The Saras S.p.A.-owned refinery, which has been in operation since 1965, uses a highly flexible multi-train configuration that allows it to process a diverse slate of crude oils including: light extra sweet, light sweet, medium sweet, light sour, medium sour, and heavy sour. Centrally located in the Mediterranean region, the refinery sources more than 50% of its crude oil from Libya.
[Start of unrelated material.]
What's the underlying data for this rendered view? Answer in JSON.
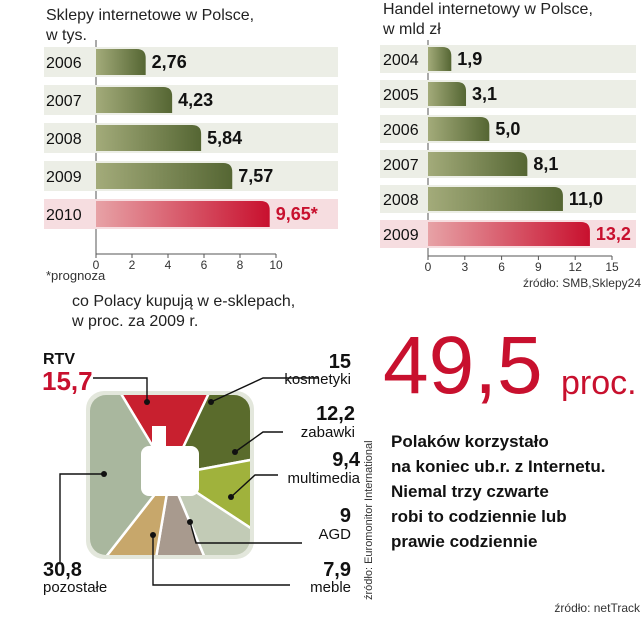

Other significant sources of crude for the facility include the North Sea, the Former Soviet Union, and the Middle East.
Major process units at the Sarroch Refinery include the following: atmospheric distillation (3 units); vacuum distillation (2); visbreaking; distillate cracking (FCC); cat reforming (CCR); distillate hydrocracking (2); hydrotreating (5); alkylation; oxygenates (TAME); hydrogen/PSA (2); gasification (3); BTX plant; and semi-rigernerative reformer.
Light and medium products--particularly liquefied petroleum gas (LPG), gasoline, and diesel--constitute more than 80% of the refinery's product yield. Of this figure, approximately one-half comprises medium distillates (primarily diesel).
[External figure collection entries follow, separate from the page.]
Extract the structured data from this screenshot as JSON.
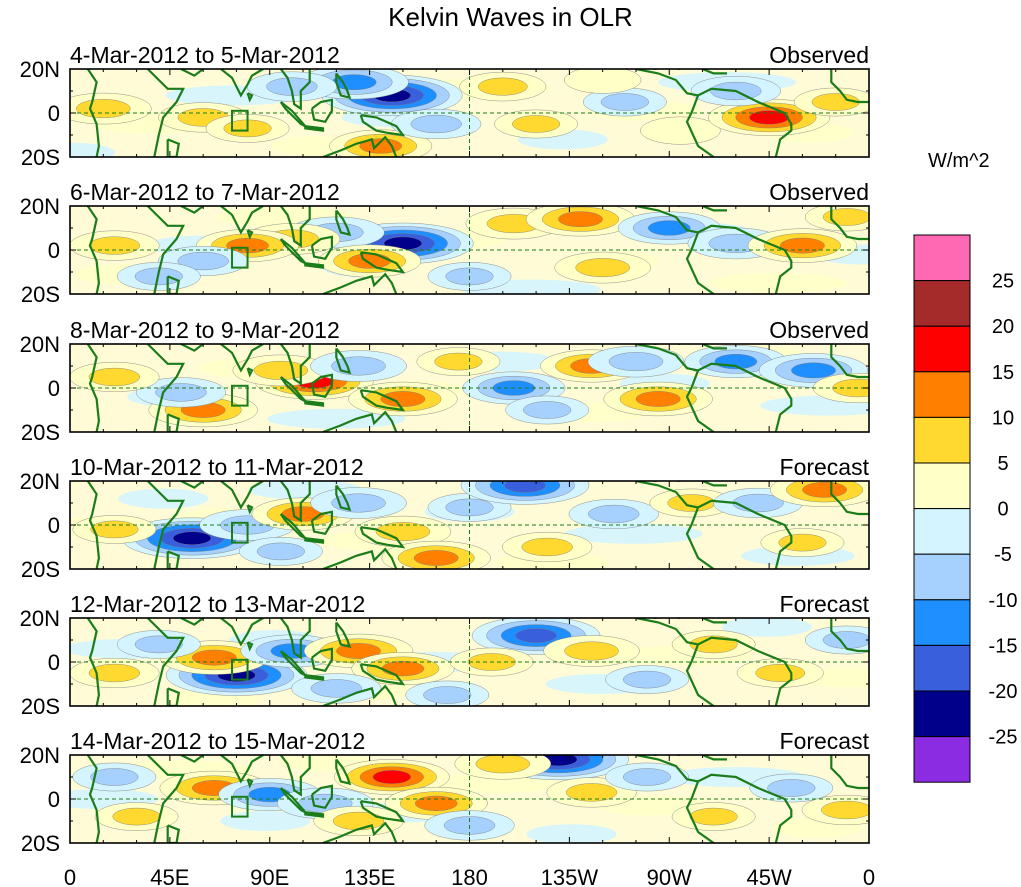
{
  "title": "Kelvin Waves in OLR",
  "units": "W/m^2",
  "chart_data": {
    "type": "heatmap",
    "title": "Kelvin Waves in OLR",
    "variable": "OLR anomaly (Kelvin wave filtered)",
    "units": "W/m^2",
    "x_ticks": [
      "0",
      "45E",
      "90E",
      "135E",
      "180",
      "135W",
      "90W",
      "45W",
      "0"
    ],
    "x_tick_lon": [
      0,
      45,
      90,
      135,
      180,
      225,
      270,
      315,
      360
    ],
    "y_ticks": [
      "20N",
      "0",
      "20S"
    ],
    "y_tick_lat": [
      20,
      0,
      -20
    ],
    "colorbar": {
      "levels": [
        -25,
        -20,
        -15,
        -10,
        -5,
        0,
        5,
        10,
        15,
        20,
        25
      ],
      "labels": [
        "25",
        "20",
        "15",
        "10",
        "5",
        "0",
        "-5",
        "-10",
        "-15",
        "-20",
        "-25"
      ],
      "colors": [
        "#ff69b4",
        "#a52a2a",
        "#ff0000",
        "#ff7f00",
        "#ffd92f",
        "#ffffc8",
        "#d4f4ff",
        "#a6d1ff",
        "#1f8fff",
        "#3a5fdc",
        "#00008b",
        "#8b2be2"
      ]
    },
    "panels": [
      {
        "date_range": "4-Mar-2012 to 5-Mar-2012",
        "kind": "Observed",
        "anomalies": [
          {
            "lon": 145,
            "lat": 8,
            "val": -24
          },
          {
            "lon": 128,
            "lat": 14,
            "val": -14
          },
          {
            "lon": 100,
            "lat": 12,
            "val": -8
          },
          {
            "lon": 60,
            "lat": -2,
            "val": 8
          },
          {
            "lon": 15,
            "lat": 2,
            "val": 10
          },
          {
            "lon": 80,
            "lat": -7,
            "val": 6
          },
          {
            "lon": 140,
            "lat": -15,
            "val": 12
          },
          {
            "lon": 165,
            "lat": -5,
            "val": -8
          },
          {
            "lon": 195,
            "lat": 12,
            "val": 7
          },
          {
            "lon": 210,
            "lat": -5,
            "val": 6
          },
          {
            "lon": 250,
            "lat": 5,
            "val": -6
          },
          {
            "lon": 275,
            "lat": -8,
            "val": 5
          },
          {
            "lon": 315,
            "lat": -2,
            "val": 18
          },
          {
            "lon": 300,
            "lat": 10,
            "val": -8
          },
          {
            "lon": 345,
            "lat": 5,
            "val": 6
          },
          {
            "lon": 240,
            "lat": 15,
            "val": 4
          }
        ]
      },
      {
        "date_range": "6-Mar-2012 to 7-Mar-2012",
        "kind": "Observed",
        "anomalies": [
          {
            "lon": 150,
            "lat": 3,
            "val": -24
          },
          {
            "lon": 120,
            "lat": 8,
            "val": -10
          },
          {
            "lon": 100,
            "lat": 5,
            "val": 10
          },
          {
            "lon": 80,
            "lat": 2,
            "val": 12
          },
          {
            "lon": 60,
            "lat": -5,
            "val": -8
          },
          {
            "lon": 20,
            "lat": 2,
            "val": 8
          },
          {
            "lon": 135,
            "lat": -5,
            "val": 12
          },
          {
            "lon": 200,
            "lat": 12,
            "val": 10
          },
          {
            "lon": 230,
            "lat": 14,
            "val": 14
          },
          {
            "lon": 240,
            "lat": -8,
            "val": 10
          },
          {
            "lon": 270,
            "lat": 10,
            "val": -12
          },
          {
            "lon": 300,
            "lat": 3,
            "val": -10
          },
          {
            "lon": 330,
            "lat": 2,
            "val": 14
          },
          {
            "lon": 180,
            "lat": -12,
            "val": -6
          },
          {
            "lon": 40,
            "lat": -12,
            "val": -6
          },
          {
            "lon": 350,
            "lat": 15,
            "val": 6
          }
        ]
      },
      {
        "date_range": "8-Mar-2012 to 9-Mar-2012",
        "kind": "Observed",
        "anomalies": [
          {
            "lon": 110,
            "lat": 3,
            "val": 17
          },
          {
            "lon": 95,
            "lat": 8,
            "val": 10
          },
          {
            "lon": 60,
            "lat": -10,
            "val": 14
          },
          {
            "lon": 50,
            "lat": -2,
            "val": -8
          },
          {
            "lon": 150,
            "lat": -5,
            "val": 14
          },
          {
            "lon": 130,
            "lat": 10,
            "val": -10
          },
          {
            "lon": 200,
            "lat": 0,
            "val": -12
          },
          {
            "lon": 235,
            "lat": 10,
            "val": 12
          },
          {
            "lon": 265,
            "lat": -5,
            "val": 14
          },
          {
            "lon": 255,
            "lat": 12,
            "val": -10
          },
          {
            "lon": 300,
            "lat": 12,
            "val": -12
          },
          {
            "lon": 335,
            "lat": 8,
            "val": -14
          },
          {
            "lon": 20,
            "lat": 5,
            "val": 8
          },
          {
            "lon": 175,
            "lat": 12,
            "val": 6
          },
          {
            "lon": 215,
            "lat": -10,
            "val": -6
          },
          {
            "lon": 355,
            "lat": 0,
            "val": 8
          }
        ]
      },
      {
        "date_range": "10-Mar-2012 to 11-Mar-2012",
        "kind": "Forecast",
        "anomalies": [
          {
            "lon": 55,
            "lat": -6,
            "val": -24
          },
          {
            "lon": 80,
            "lat": 0,
            "val": -10
          },
          {
            "lon": 105,
            "lat": 5,
            "val": 12
          },
          {
            "lon": 130,
            "lat": 10,
            "val": -10
          },
          {
            "lon": 150,
            "lat": -3,
            "val": 10
          },
          {
            "lon": 180,
            "lat": 8,
            "val": -6
          },
          {
            "lon": 205,
            "lat": 18,
            "val": -20
          },
          {
            "lon": 215,
            "lat": -10,
            "val": 8
          },
          {
            "lon": 245,
            "lat": 5,
            "val": -8
          },
          {
            "lon": 280,
            "lat": 10,
            "val": 6
          },
          {
            "lon": 310,
            "lat": 10,
            "val": -8
          },
          {
            "lon": 340,
            "lat": 16,
            "val": 14
          },
          {
            "lon": 330,
            "lat": -8,
            "val": 6
          },
          {
            "lon": 20,
            "lat": -2,
            "val": 6
          },
          {
            "lon": 165,
            "lat": -15,
            "val": 14
          },
          {
            "lon": 95,
            "lat": -12,
            "val": -6
          }
        ]
      },
      {
        "date_range": "12-Mar-2012 to 13-Mar-2012",
        "kind": "Forecast",
        "anomalies": [
          {
            "lon": 75,
            "lat": -6,
            "val": -24
          },
          {
            "lon": 65,
            "lat": 2,
            "val": 14
          },
          {
            "lon": 100,
            "lat": 5,
            "val": -12
          },
          {
            "lon": 130,
            "lat": 5,
            "val": 14
          },
          {
            "lon": 150,
            "lat": -3,
            "val": 12
          },
          {
            "lon": 120,
            "lat": -12,
            "val": -8
          },
          {
            "lon": 210,
            "lat": 12,
            "val": -20
          },
          {
            "lon": 190,
            "lat": 0,
            "val": 6
          },
          {
            "lon": 235,
            "lat": 5,
            "val": 10
          },
          {
            "lon": 260,
            "lat": -8,
            "val": -6
          },
          {
            "lon": 290,
            "lat": 8,
            "val": 6
          },
          {
            "lon": 320,
            "lat": -5,
            "val": 7
          },
          {
            "lon": 20,
            "lat": -5,
            "val": 8
          },
          {
            "lon": 40,
            "lat": 8,
            "val": -6
          },
          {
            "lon": 170,
            "lat": -15,
            "val": -6
          },
          {
            "lon": 350,
            "lat": 10,
            "val": -6
          }
        ]
      },
      {
        "date_range": "14-Mar-2012 to 15-Mar-2012",
        "kind": "Forecast",
        "anomalies": [
          {
            "lon": 65,
            "lat": 5,
            "val": 14
          },
          {
            "lon": 90,
            "lat": 2,
            "val": -12
          },
          {
            "lon": 115,
            "lat": -2,
            "val": -10
          },
          {
            "lon": 145,
            "lat": 10,
            "val": 16
          },
          {
            "lon": 165,
            "lat": -2,
            "val": 12
          },
          {
            "lon": 130,
            "lat": -10,
            "val": 8
          },
          {
            "lon": 220,
            "lat": 18,
            "val": -24
          },
          {
            "lon": 195,
            "lat": 16,
            "val": 10
          },
          {
            "lon": 235,
            "lat": 3,
            "val": 8
          },
          {
            "lon": 260,
            "lat": 10,
            "val": -6
          },
          {
            "lon": 290,
            "lat": -8,
            "val": 6
          },
          {
            "lon": 325,
            "lat": 5,
            "val": -6
          },
          {
            "lon": 30,
            "lat": -8,
            "val": 6
          },
          {
            "lon": 20,
            "lat": 10,
            "val": -6
          },
          {
            "lon": 180,
            "lat": -12,
            "val": -8
          },
          {
            "lon": 350,
            "lat": -5,
            "val": 8
          }
        ]
      }
    ]
  }
}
The Sarroch Refinery is noted for its ability to process heavier, more acidic unconventional crude oils, which are less expensive but more difficult to refine. Saras is enhancing the refinery's unconventional crude processing capability even further. In fact, roughly 57% of the company's approximately EUR1.1 billion refining capital spending plan for 2008 through 2011 is earmarked to support a strategy of continuous upgrading. Also, Saras plans to increase its conversion capacity at the facility--increasing diesel production/middle distillate yield by 2.5% (or 365,000 t/y) at the expense of fuel oil.
Saras plans to achieve its goal of increasing the refinery's conversion capacity in party by revamping the refinery's second mild hydrocracking unit (MHC 2) and installing a new steam reforming unit. In March 2008, Foster Wheeler announced that Saras awarded it an engineering, procurement, and construction management project to revamp MHC 2. The revamp will upgrade the facility's mild hydrocracking capacity, performance, and conversion while achieving a longer catalyst life duration. It includes major modification to the reaction section, including installation of a new pretreat reactor. In addition, the revamp calls for upgrading the gas compression circuit and installing a new high-pressure amine wash section. The revamped MHC 2 and new steam reforming unit, which will boost the refinery's diesel production by 5,500 b/d, should be online in Second Half 2010.
The visbreaking unit at the refinery also will be revamped. The project, which will enable the facility to produce an extra 2,000 b/d of diesel, is slated for completion in the second half of 2011.